There is still a large debate over the clinical utility of genetic risk prediction models. The overall predictive performances of genetic risk prediction models as assessed by ROC analysis are usually modest, since the distribution of the ORs between the case and controls largely overlap. However, it has been implicated in breast cancer that genetic risk prediction models could be clinically useful among a subset of high risk patients. In case of PC, patients can be risk-stratified using PSA, and genetic risk prediction models can be a useful compensatory marker at gray-zone PSA, where patients have relatively high risk of PC, and the diagnostic ability of PSA is the lowest. Furthermore, PCs are generally slow growing, and even if patients with PC are false negatively classified as low risk by a genetic prediction model, they can still be followed with serial PSA measurements, and can have prostate biopsy with increasing PSA before reaching advanced stages except in rare cases of very aggressive tumor. Identification of aggressive PCs is another important issue in PC diagnosis. Most of the PC susceptibility variants identified by GWAS have fallen short of discriminating aggressive from non-aggressive PCs, and there was no significant difference in the distribution of ORs between the aggressive and non-aggressive PCs in our genetic risk prediction model as well. Additional biomarkers that can discriminate aggressive and indolent PCs should be explored.

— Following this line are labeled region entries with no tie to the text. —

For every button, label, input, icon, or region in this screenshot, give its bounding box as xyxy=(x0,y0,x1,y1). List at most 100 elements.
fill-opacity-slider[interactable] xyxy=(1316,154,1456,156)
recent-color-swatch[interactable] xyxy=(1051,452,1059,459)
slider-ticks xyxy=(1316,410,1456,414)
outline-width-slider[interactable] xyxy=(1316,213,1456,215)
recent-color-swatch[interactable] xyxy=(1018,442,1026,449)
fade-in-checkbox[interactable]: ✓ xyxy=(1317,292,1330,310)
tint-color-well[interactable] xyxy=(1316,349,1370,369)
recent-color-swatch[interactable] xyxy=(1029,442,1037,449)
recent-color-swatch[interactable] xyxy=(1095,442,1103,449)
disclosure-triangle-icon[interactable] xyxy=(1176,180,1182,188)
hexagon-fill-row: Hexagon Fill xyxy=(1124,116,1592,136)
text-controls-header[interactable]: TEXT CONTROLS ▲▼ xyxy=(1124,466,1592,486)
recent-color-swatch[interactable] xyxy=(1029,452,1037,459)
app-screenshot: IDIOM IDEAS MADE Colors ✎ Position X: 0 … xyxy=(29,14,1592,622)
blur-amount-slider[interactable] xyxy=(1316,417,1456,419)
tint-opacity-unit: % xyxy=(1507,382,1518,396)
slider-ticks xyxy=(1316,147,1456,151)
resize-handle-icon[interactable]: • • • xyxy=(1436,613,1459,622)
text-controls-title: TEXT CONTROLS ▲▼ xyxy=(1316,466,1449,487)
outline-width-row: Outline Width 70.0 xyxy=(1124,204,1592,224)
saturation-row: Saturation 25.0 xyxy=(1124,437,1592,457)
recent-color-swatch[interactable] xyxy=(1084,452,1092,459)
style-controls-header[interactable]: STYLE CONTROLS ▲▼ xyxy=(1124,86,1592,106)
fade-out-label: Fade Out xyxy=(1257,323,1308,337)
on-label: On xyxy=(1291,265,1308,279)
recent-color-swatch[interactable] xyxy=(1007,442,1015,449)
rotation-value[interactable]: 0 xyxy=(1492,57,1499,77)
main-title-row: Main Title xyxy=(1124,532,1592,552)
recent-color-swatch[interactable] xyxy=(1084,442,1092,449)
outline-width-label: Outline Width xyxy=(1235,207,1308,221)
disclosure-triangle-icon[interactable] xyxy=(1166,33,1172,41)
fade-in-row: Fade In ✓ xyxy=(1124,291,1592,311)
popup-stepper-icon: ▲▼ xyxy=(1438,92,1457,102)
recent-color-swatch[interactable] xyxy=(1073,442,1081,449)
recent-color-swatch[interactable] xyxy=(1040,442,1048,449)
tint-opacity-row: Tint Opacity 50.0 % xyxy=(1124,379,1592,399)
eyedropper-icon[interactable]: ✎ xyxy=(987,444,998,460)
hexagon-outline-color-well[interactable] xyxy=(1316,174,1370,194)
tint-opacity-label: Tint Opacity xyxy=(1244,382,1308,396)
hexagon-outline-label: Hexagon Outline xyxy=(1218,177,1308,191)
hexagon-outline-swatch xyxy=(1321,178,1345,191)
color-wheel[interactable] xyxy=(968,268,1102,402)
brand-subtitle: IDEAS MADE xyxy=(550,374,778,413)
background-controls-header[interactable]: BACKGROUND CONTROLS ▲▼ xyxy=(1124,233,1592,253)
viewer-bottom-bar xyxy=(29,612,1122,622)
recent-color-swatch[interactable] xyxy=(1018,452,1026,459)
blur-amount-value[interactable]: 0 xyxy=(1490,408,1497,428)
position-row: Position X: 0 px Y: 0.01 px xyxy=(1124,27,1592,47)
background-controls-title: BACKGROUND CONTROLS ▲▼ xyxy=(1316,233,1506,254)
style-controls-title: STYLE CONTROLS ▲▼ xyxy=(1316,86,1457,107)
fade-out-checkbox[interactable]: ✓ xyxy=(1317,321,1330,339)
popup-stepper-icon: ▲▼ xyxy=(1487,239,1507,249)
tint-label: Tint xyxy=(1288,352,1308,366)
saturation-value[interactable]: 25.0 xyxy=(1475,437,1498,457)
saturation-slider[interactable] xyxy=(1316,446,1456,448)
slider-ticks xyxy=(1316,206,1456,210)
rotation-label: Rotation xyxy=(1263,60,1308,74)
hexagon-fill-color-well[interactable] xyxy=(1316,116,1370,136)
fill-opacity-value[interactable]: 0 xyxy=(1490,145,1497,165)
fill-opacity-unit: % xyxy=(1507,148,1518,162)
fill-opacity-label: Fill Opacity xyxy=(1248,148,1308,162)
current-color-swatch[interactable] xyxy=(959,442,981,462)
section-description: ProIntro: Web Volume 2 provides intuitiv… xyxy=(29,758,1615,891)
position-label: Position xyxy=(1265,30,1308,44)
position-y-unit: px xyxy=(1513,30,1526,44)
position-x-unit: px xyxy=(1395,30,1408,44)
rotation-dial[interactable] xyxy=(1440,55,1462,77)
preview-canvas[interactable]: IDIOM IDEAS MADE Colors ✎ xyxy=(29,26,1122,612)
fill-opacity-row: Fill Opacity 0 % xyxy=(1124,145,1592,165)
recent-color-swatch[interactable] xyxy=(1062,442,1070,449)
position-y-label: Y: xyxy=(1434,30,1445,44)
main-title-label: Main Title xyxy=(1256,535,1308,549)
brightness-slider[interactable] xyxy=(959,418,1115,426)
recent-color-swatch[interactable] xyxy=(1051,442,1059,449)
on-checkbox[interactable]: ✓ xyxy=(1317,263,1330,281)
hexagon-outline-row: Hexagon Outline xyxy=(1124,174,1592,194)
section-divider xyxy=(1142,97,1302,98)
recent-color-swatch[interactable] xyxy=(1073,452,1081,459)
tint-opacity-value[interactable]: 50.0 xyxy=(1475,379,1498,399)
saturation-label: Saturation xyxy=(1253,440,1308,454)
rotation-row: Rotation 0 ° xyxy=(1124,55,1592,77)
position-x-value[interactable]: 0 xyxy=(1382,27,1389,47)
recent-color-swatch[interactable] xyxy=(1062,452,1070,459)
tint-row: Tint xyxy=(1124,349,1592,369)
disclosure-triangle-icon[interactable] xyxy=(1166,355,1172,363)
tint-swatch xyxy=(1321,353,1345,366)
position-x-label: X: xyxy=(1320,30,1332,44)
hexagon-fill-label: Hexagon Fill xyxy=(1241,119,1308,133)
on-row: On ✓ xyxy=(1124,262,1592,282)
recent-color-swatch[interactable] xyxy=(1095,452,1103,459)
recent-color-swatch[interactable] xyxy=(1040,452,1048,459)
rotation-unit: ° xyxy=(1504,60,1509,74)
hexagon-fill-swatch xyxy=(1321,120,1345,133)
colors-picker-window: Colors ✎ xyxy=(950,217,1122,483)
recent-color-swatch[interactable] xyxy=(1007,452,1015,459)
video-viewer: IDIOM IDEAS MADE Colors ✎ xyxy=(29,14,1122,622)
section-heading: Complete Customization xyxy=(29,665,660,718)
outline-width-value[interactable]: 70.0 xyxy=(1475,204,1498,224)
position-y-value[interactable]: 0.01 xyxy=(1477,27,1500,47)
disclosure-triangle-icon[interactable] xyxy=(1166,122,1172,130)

The above is another generalization which can result in serious complications. Yes, many PCa are slow growing. We see the 85 year old patient who we have been watching with a Gleason 7 for fifteen years. The PSA may now be 20. But he most likely will never die of this disease. On the other hand we all have seen the patient with a PSA of 4, then two years later it is 40, and two years later after painful bone mets he is dead. How do we tell the difference?

They conclude:

We have shown that while the genetic risk model may not be helpful clinically in all the patients with gray-zone PSA, it may largely influence decision making in a portion of patients. In our clinical simulation, 24.2% of the patients had OR,0.5, and these patients had 10.7% chance of being positive after prostate needle biopsy. Considering the complications of prostate needle  biopsies, these patients might chose serial PSA follow-up rather than immediate prostate needle biopsy. On the other hand, 9.7% of the patients with OR.2, who have more than 42.4% chance of being positive for prostate cancer, may choose to undergo immediate prostate needle biopsy.  Although the genetic risk prediction model should further be evaluated prospectively in clinics, our  data suggests that it can be an additional biomarker that can risk stratify individuals at gray-zone PSA in Japanese, leading to personalized medicine.

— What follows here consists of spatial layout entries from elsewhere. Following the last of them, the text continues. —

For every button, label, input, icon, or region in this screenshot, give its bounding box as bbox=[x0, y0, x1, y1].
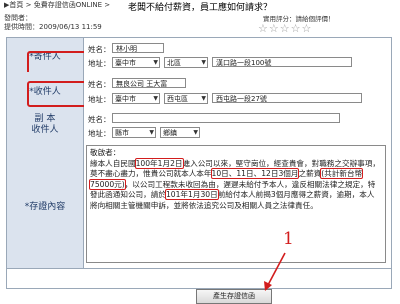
chevron-down-icon: ▼ bbox=[149, 129, 154, 136]
date-label: 提供時間：2009/06/13 11:59 bbox=[4, 23, 102, 31]
sender-row: *寄件人 姓名： 林小明 地址： 臺中市 ▼ 北區 ▼ 漢口路一段100號 bbox=[7, 38, 391, 77]
cc-fields: 姓名： 地址： 縣市 ▼ 鄉鎮 ▼ bbox=[84, 108, 391, 142]
letter-textarea[interactable]: 敬啟者： 緣本人自民國100年1月2日進入公司以來，堅守崗位，經查貴會，對職務之… bbox=[86, 145, 386, 263]
cc-city-select[interactable]: 縣市 ▼ bbox=[112, 127, 156, 138]
recipient-city-select[interactable]: 臺中市 ▼ bbox=[112, 93, 160, 104]
cc-name-label: 姓名： bbox=[88, 115, 111, 124]
chevron-down-icon: ▼ bbox=[193, 129, 198, 136]
content-fields: 敬啟者： 緣本人自民國100年1月2日進入公司以來，堅守崗位，經查貴會，對職務之… bbox=[84, 142, 391, 268]
cc-name-input[interactable] bbox=[112, 113, 340, 123]
chevron-down-icon: ▼ bbox=[201, 95, 206, 102]
recipient-name-input[interactable]: 無良公司 王大富 bbox=[112, 78, 186, 88]
breadcrumb[interactable]: ▶首頁 > 免費存證信函ONLINE > bbox=[4, 0, 110, 10]
sender-address-label: 地址： bbox=[88, 59, 111, 68]
sender-fields: 姓名： 林小明 地址： 臺中市 ▼ 北區 ▼ 漢口路一段100號 bbox=[84, 38, 391, 72]
recipient-highlight-box bbox=[27, 81, 87, 107]
question-meta: 發問者： 提供時間：2009/06/13 11:59 實用評分：請給個評價！ ☆… bbox=[0, 11, 400, 35]
recipient-row: *收件人 姓名： 無良公司 王大富 地址： 臺中市 ▼ 西屯區 ▼ 西屯路一段27號 bbox=[7, 72, 391, 109]
letter-greeting: 敬啟者： bbox=[90, 148, 121, 157]
cc-district-select[interactable]: 鄉鎮 ▼ bbox=[160, 127, 200, 138]
chevron-down-icon: ▼ bbox=[153, 95, 158, 102]
chevron-down-icon: ▼ bbox=[153, 59, 158, 66]
cc-address-label: 地址： bbox=[88, 129, 111, 138]
sender-name-input[interactable]: 林小明 bbox=[112, 43, 164, 53]
annotation-number: 1 bbox=[283, 229, 294, 249]
recipient-street-input[interactable]: 西屯路一段27號 bbox=[212, 93, 362, 103]
content-label: *存證內容 bbox=[24, 201, 66, 212]
letter-form: *寄件人 姓名： 林小明 地址： 臺中市 ▼ 北區 ▼ 漢口路一段100號 *收件人… bbox=[6, 37, 392, 289]
top-bar: ▶首頁 > 免費存證信函ONLINE > 老闆不給付薪資，員工應如何請求？ bbox=[0, 0, 400, 13]
recipient-fields: 姓名： 無良公司 王大富 地址： 臺中市 ▼ 西屯區 ▼ 西屯路一段27號 bbox=[84, 72, 391, 108]
content-row: *存證內容 敬啟者： 緣本人自民國100年1月2日進入公司以來，堅守崗位，經查貴… bbox=[7, 142, 391, 269]
chevron-down-icon: ▼ bbox=[201, 59, 206, 66]
recipient-name-label: 姓名： bbox=[88, 80, 111, 89]
highlight-months: 10日、11日、12日3個月 bbox=[210, 168, 300, 179]
recipient-district-select[interactable]: 西屯區 ▼ bbox=[164, 93, 208, 104]
content-label-cell: *存證內容 bbox=[7, 142, 84, 268]
highlight-start-date: 100年1月2日 bbox=[134, 157, 184, 169]
rating-stars[interactable]: ☆☆☆☆☆ bbox=[258, 22, 312, 35]
generate-letter-button[interactable]: 產生存證信函 bbox=[196, 289, 272, 304]
sender-name-label: 姓名： bbox=[88, 45, 111, 54]
recipient-address-label: 地址： bbox=[88, 95, 111, 104]
letter-body: 緣本人自民國100年1月2日進入公司以來，堅守崗位，經查貴會，對職務之交辦事項，… bbox=[88, 157, 380, 210]
sender-city-select[interactable]: 臺中市 ▼ bbox=[112, 57, 160, 68]
highlight-deadline: 101年1月30日 bbox=[164, 189, 219, 200]
sender-street-input[interactable]: 漢口路一段100號 bbox=[212, 57, 352, 67]
cc-label: 副 本 收件人 bbox=[31, 114, 59, 135]
cc-row: 副 本 收件人 姓名： 地址： 縣市 ▼ 鄉鎮 ▼ bbox=[7, 108, 391, 143]
submit-area: 產生存證信函 bbox=[6, 287, 390, 304]
sender-district-select[interactable]: 北區 ▼ bbox=[164, 57, 208, 68]
cc-label-cell: 副 本 收件人 bbox=[7, 108, 84, 142]
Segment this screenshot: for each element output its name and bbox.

Yes, this is a form of personalized medicine. Yet the key question is still what does the somatic cell have that the germ line does not and why. We want to control the somatic, not the germ line. Causality, and causality relationships are essential, they are the sine qua non of understanding cancer.

Observations

This paper raises several compelling issues:

1. The SNPs are germ line not somatic. They are there from the very beginning. The question then should be “why these SNPs” and “how do they create the malignancy?” The authors just thrown them in the pile with so many others and causation is totally neglected. Unlike what we seen in more main line analysis, we see a PTEN problem, an AKT issue, and AR fault. We then know what these do and we can then do something to reverse the process.

2. These are genome wide surveys, GWAS, and what we have seen is that one may catch a lot of things in a GWAS; they just seem to sweep everything in. Is that good, or is it just a distraction? I really do not know.

3. Personal genomics has become a new catch phrase. This raises the issue that in the germ line gene we can predict our medical future. It is not at all clear that such is the fact.

4. Just what do the SNPs do? What makes the changes causative, if at all?

Notwithstanding my concerns here, the work is of substantial interest.